= Charles Christian Georgeson =

Danish-American agronomist

Charles Christian Georgeson (/ˈdʒɔrdʒɪsən/ JOR-jiss-ən; June 26, 1851 – 1931) was a Danish-American agronomist.

==Biography==
Georgeson was born in Langeland, Denmark and immigrated to the United States in 1873 to attend college, graduating from Michigan State College in 1878. He received his master's degree in 1882 and a doctorate in 1916, both from Michigan State.

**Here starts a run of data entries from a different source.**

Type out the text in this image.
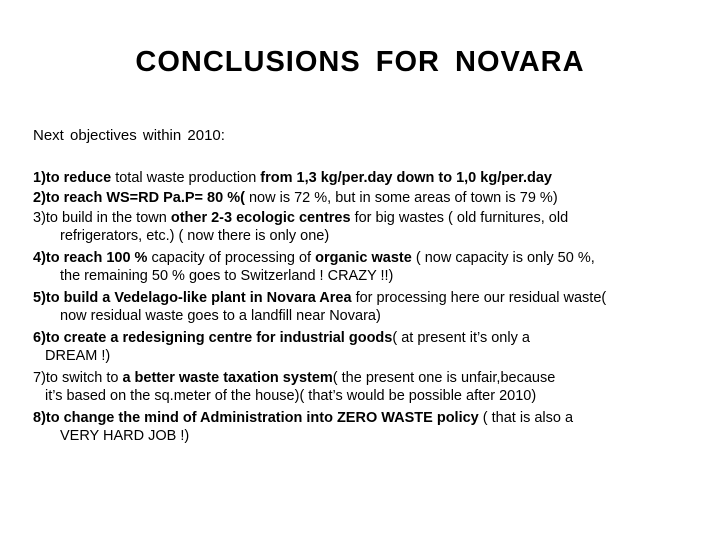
CONCLUSIONS FOR NOVARA
Next objectives within 2010:
1)to reduce total waste production from 1,3 kg/per.day down to 1,0 kg/per.day
2)to reach WS=RD Pa.P= 80 %( now is 72 %, but in some areas of town is 79 %)
3)to build in the town other 2-3 ecologic centres for big wastes ( old furnitures, old
refrigerators, etc.) ( now there is only one)
4)to reach 100 % capacity of processing of organic waste ( now capacity is only 50 %,
the remaining 50 % goes to Switzerland ! CRAZY !!)
5)to build a Vedelago-like plant in Novara Area for processing here our residual waste(
now residual waste goes to a landfill near Novara)
6)to create a redesigning centre for industrial goods( at present it’s only a
DREAM !)
7)to switch to a better waste taxation system( the present one is unfair,because
it’s based on the sq.meter of the house)( that’s would be possible after 2010)
8)to change the mind of Administration into ZERO WASTE policy ( that is also a
VERY HARD JOB !)
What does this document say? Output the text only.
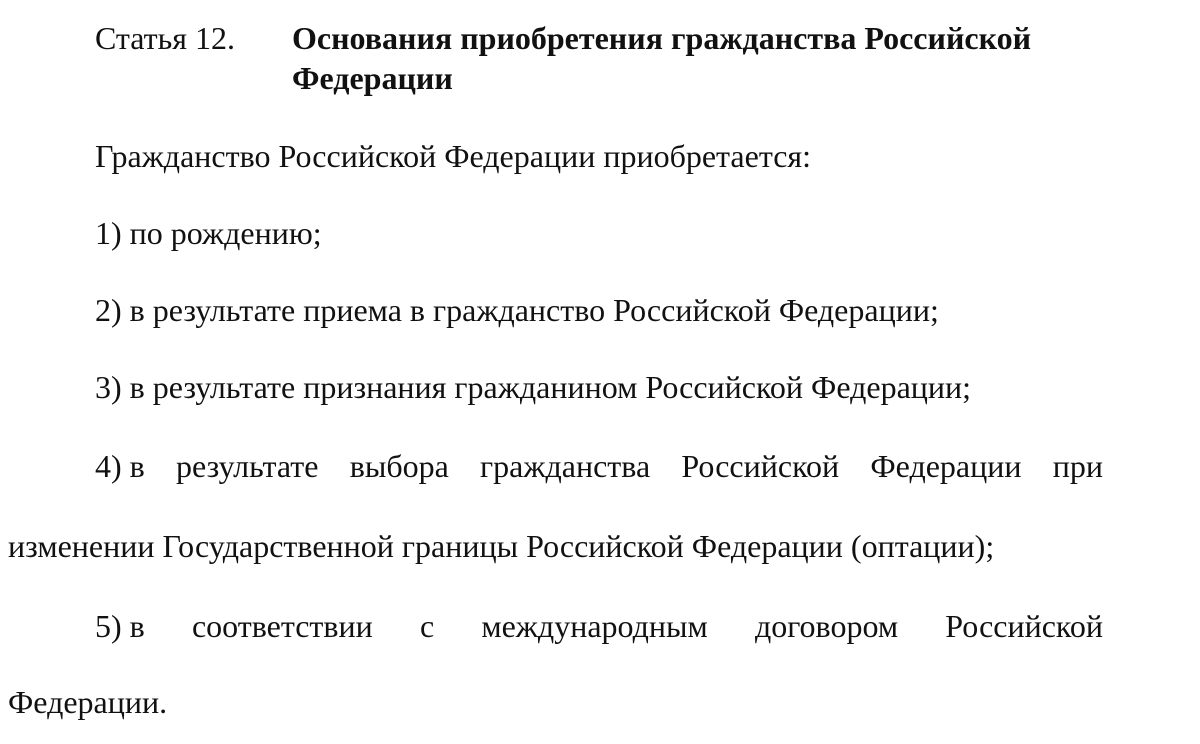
Статья 12. Основания приобретения гражданства Российской Федерации
Гражданство Российской Федерации приобретается:
1) по рождению;
2) в результате приема в гражданство Российской Федерации;
3) в результате признания гражданином Российской Федерации;
4) в результате выбора гражданства Российской Федерации при
изменении Государственной границы Российской Федерации (оптации);
5) в соответствии с международным договором Российской
Федерации.
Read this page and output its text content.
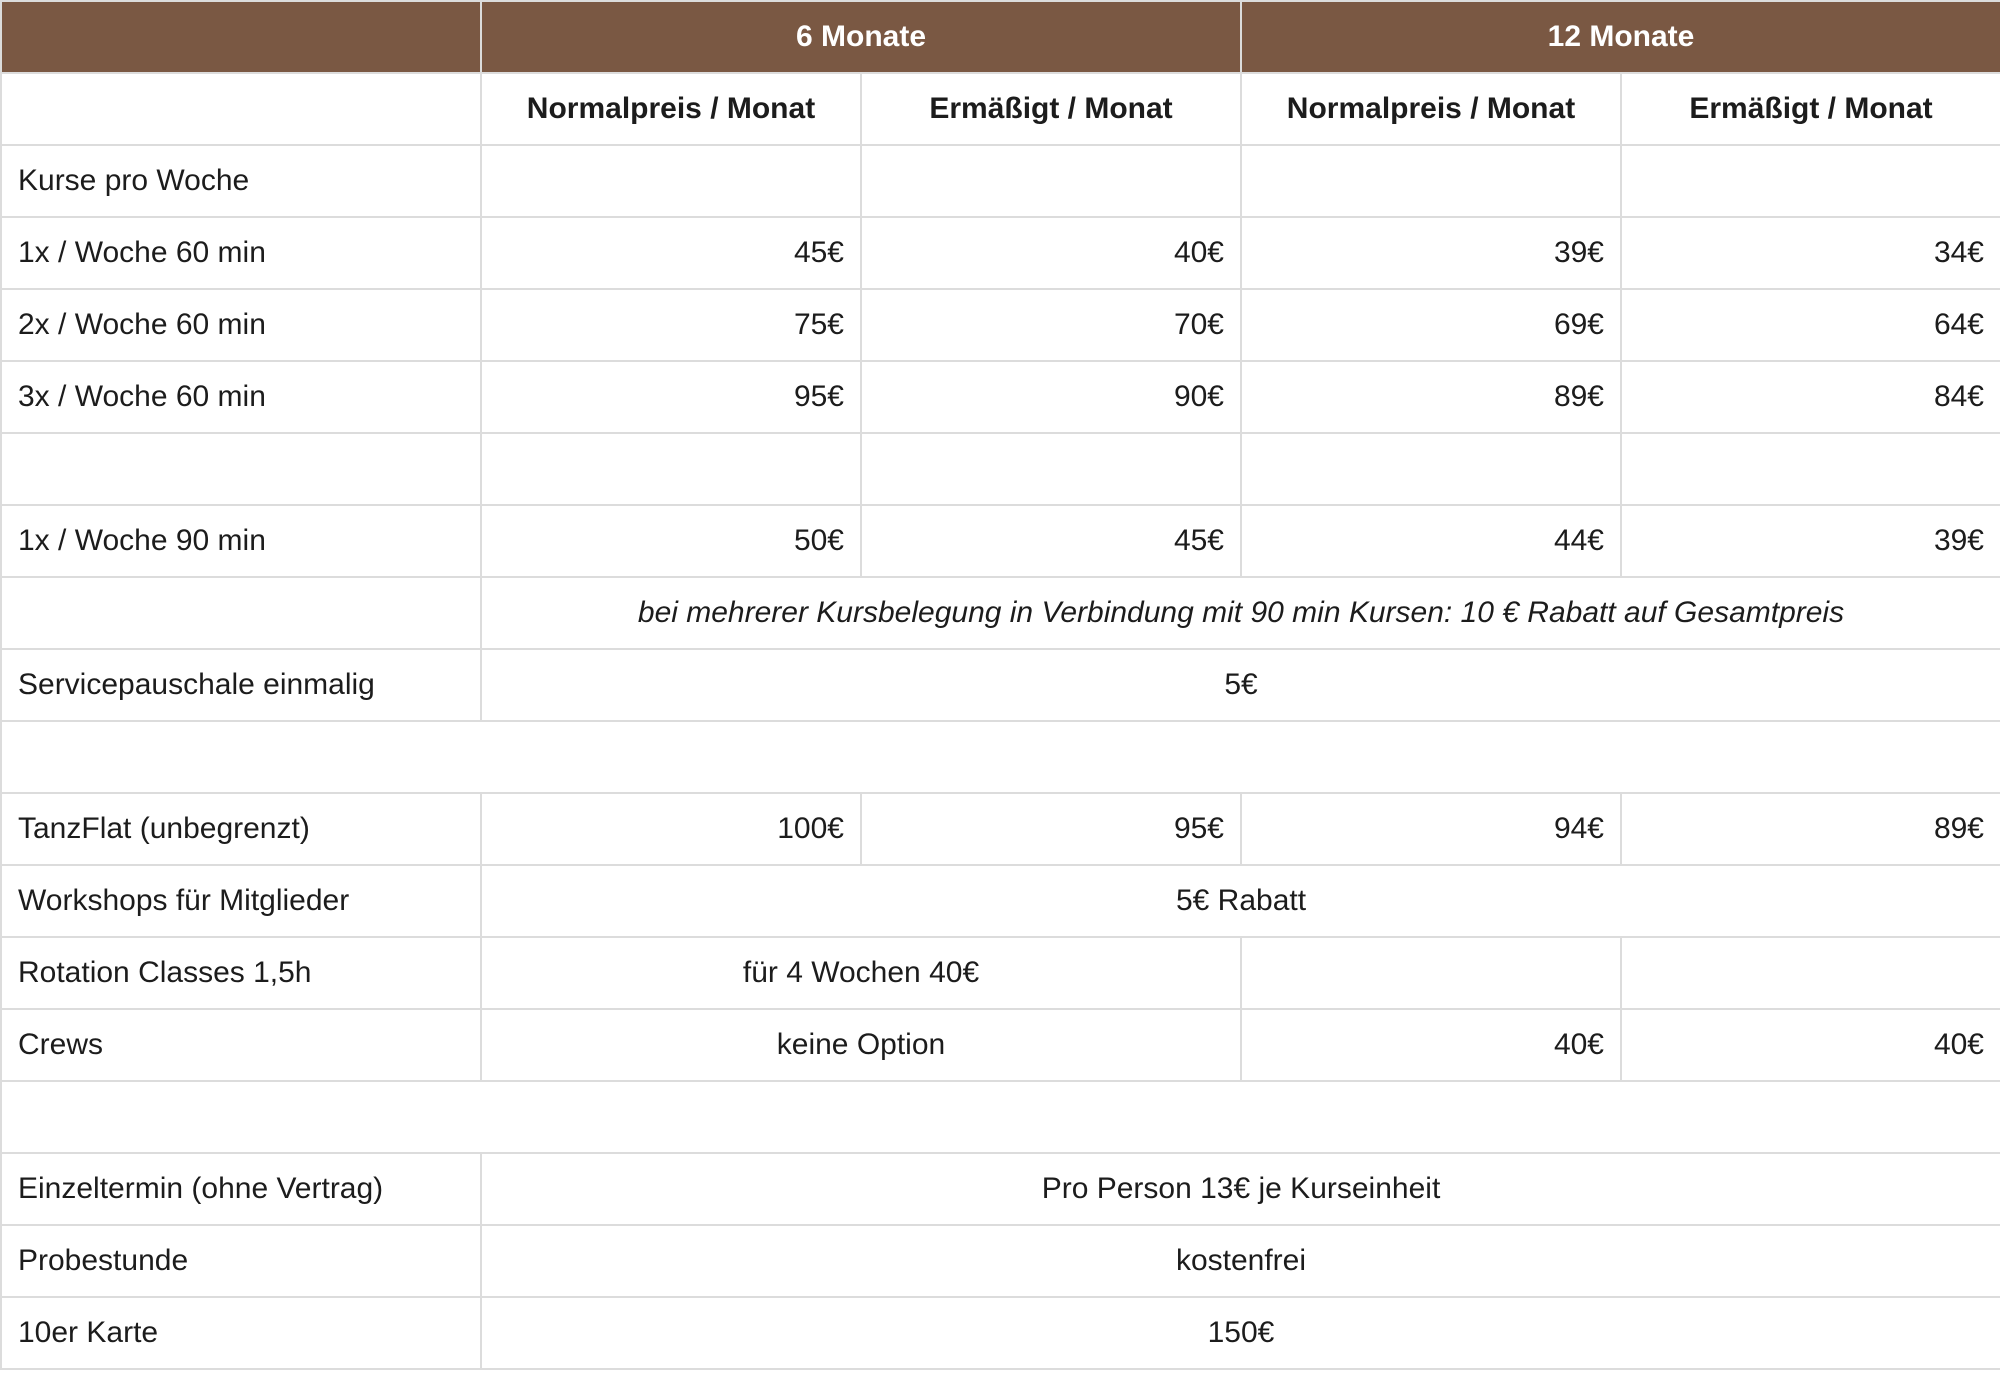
	6 Monate		12 Monate	
	Normalpreis / Monat	Ermäßigt / Monat	Normalpreis / Monat	Ermäßigt / Monat
Kurse pro Woche				
1x / Woche 60 min	45€	40€	39€	34€
2x / Woche 60 min	75€	70€	69€	64€
3x / Woche 60 min	95€	90€	89€	84€

1x / Woche 90 min	50€	45€	44€	39€
	bei mehrerer Kursbelegung in Verbindung mit 90 min Kursen: 10 € Rabatt auf Gesamtpreis			
Servicepauschale einmalig	5€			

TanzFlat (unbegrenzt)	100€	95€	94€	89€
Workshops für Mitglieder	5€ Rabatt			
Rotation Classes 1,5h	für 4 Wochen 40€			
Crews	keine Option		40€	40€

Einzeltermin (ohne Vertrag)	Pro Person 13€ je Kurseinheit			
Probestunde	kostenfrei			
10er Karte	150€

From the beginning of 1886 to near the close of 1889, he was Professor of Agriculture at Tokyo Imperial University in Tokyo, Japan, in the College of Agriculture and Dendrology. On his return to the United States, he was appointed Professor of Agriculture and superintendent of the farm at Kansas State University. In 1898, Georgeson was appointed Special Agent in Charge of the US agricultural experiment stations and sent to Alaska. He remained in Alaska, developing the region's agriculture, until retiring in 1927. Georgeson died in 1931 in Seattle, Washington.

He was well respected as a plant breeder and agronomist and developed the Sitka hybrid strawberry. The Georgeson Botanical Garden is named in his honor. Georgeson was also associate editor of the Rural New Yorker from 1878 to 1880.